Le projet de loi Logement a été rebaptisé "loi Evolution du logement et aménagement numérique" (Elan), manière pour l'exécutif d'intégrer dans son agenda la proposition de loi sur l'aménagement numérique portée depuis plusieurs mois par le président de l'Avicca, Patrick Chaize.
L'impact réel de l'accord dépendra de ses modalités d'application
Dans cet accord, nombre de revendications portées par les territoires semblent entendues. Par exemple, l’Etat prend en compte une évolution technologique importante en ciblant le déploiement de la couverture 4G, là où l’investissement massif dans la 3G agaçait des élus locaux peu favorables au développement d’une technologie déjà presque obsolète.
En outre, grâce au renouvellement précoce des autorisations de fréquences, l'Arcep pourra imposer très vite un caractère contraignant à ces nouveaux objectifs de couverture mobile, dont la progression sera vérifiée sur une base trimestrielle. Les opérateurs seront sanctionnés si les performances de qualité de service annoncées ne sont pas atteintes. De plus, le principe de mutualisation est soutenu, en dépit des réticences des opérateurs.
Si le gouvernement précise qu'il "associera particulièrement les collectivités territoriales, dont le rôle est crucial pour identifier les besoins de couverture et faciliter le déploiement des nouvelles infrastructures fixes et mobiles", on ne sait pas encore quelle procédure permettra de recenser les besoins les plus urgents, et de hiérarchiser les déploiements.

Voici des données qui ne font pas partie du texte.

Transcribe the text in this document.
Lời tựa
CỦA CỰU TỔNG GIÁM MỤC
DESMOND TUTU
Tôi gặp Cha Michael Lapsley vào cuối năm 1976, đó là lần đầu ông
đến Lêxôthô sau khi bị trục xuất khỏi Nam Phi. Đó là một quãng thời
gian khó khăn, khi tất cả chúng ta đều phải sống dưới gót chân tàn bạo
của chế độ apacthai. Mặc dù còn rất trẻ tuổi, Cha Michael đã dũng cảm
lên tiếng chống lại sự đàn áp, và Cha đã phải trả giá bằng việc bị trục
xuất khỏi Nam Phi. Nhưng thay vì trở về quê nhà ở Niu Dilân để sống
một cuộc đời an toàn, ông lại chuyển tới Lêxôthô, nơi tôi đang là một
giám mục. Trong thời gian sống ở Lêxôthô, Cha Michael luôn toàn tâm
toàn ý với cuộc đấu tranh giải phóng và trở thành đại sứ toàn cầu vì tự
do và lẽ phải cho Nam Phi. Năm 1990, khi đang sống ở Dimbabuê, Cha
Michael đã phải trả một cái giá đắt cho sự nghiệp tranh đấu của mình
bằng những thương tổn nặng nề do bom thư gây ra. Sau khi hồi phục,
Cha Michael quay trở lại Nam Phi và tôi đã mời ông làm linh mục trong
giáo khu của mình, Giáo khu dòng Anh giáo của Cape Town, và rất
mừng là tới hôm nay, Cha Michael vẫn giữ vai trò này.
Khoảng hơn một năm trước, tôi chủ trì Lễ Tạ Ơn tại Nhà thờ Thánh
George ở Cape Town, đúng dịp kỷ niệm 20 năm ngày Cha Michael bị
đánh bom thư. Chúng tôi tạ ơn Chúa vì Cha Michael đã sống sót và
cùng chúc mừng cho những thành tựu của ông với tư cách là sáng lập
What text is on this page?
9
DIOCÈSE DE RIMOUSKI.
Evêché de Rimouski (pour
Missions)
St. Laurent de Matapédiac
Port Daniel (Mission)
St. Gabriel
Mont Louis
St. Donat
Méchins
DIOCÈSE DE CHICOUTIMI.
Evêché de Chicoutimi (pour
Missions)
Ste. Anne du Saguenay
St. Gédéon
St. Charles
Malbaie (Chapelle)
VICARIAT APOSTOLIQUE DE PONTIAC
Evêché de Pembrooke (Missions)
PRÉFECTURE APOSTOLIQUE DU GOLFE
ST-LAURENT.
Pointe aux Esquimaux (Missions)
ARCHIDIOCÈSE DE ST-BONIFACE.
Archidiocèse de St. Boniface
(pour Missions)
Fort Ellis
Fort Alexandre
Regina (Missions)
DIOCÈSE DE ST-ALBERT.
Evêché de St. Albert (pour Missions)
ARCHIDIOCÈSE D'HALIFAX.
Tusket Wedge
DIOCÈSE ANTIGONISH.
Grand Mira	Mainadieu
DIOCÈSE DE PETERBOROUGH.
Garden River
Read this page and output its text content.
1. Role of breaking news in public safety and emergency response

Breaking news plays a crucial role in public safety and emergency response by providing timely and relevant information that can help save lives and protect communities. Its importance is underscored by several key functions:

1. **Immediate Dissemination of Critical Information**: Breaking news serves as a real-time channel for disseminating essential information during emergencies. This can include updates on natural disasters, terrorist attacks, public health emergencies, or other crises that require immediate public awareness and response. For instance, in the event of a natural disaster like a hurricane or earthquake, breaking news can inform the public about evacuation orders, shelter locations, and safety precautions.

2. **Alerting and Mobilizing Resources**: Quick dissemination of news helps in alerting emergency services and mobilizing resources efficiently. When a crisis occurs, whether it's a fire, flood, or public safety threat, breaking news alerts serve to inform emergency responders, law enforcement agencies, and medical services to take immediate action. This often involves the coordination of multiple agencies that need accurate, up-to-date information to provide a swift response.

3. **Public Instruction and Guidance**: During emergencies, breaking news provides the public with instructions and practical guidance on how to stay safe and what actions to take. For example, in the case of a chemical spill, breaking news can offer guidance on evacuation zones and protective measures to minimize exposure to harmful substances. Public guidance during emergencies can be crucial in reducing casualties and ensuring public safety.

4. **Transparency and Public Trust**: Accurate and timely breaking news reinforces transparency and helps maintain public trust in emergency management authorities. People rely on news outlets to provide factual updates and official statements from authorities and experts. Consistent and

Ces derniers mois, de nombreuses collectivités s'organisaient et mutualisaient leurs moyens, à l'image du syndicat mixte Haute Saône numérique, pour bâtir de nouveaux pylônes sous maîtrise d'ouvrage publique. L'annonce d'investissements massifs issus du secteur privé devrait soulager les finances des intercommunalités et des départements, mais aussi rebattre les cartes des équilibres de gouvernance et des procédures.
Pour l'heure, les avancées l'emportent cependant sur le flou. Le sénateur Patrick Chaize s'est dit "très heureux" de cet accord et a salué le courage des opérateurs, dont les concessions au service de l'aménagement numérique ne sont pas anecdotiques. Le temps d'un "new deal" de la couverture mobile s'approche peut-être à grands pas.
Première association d’élus à réagir, l’Association des petites villes (APVF) s’est félicitée de cet accord, tout en se disant "vigilante sur le calendrier et les conditions d’application". Ainsi que sur la pleine association des collectivités à la mise en œuvre de cet accord, "notamment dans le cadre de l’identification des zones d’intervention et des mesures de simplification visant à faciliter le déploiement du réseau".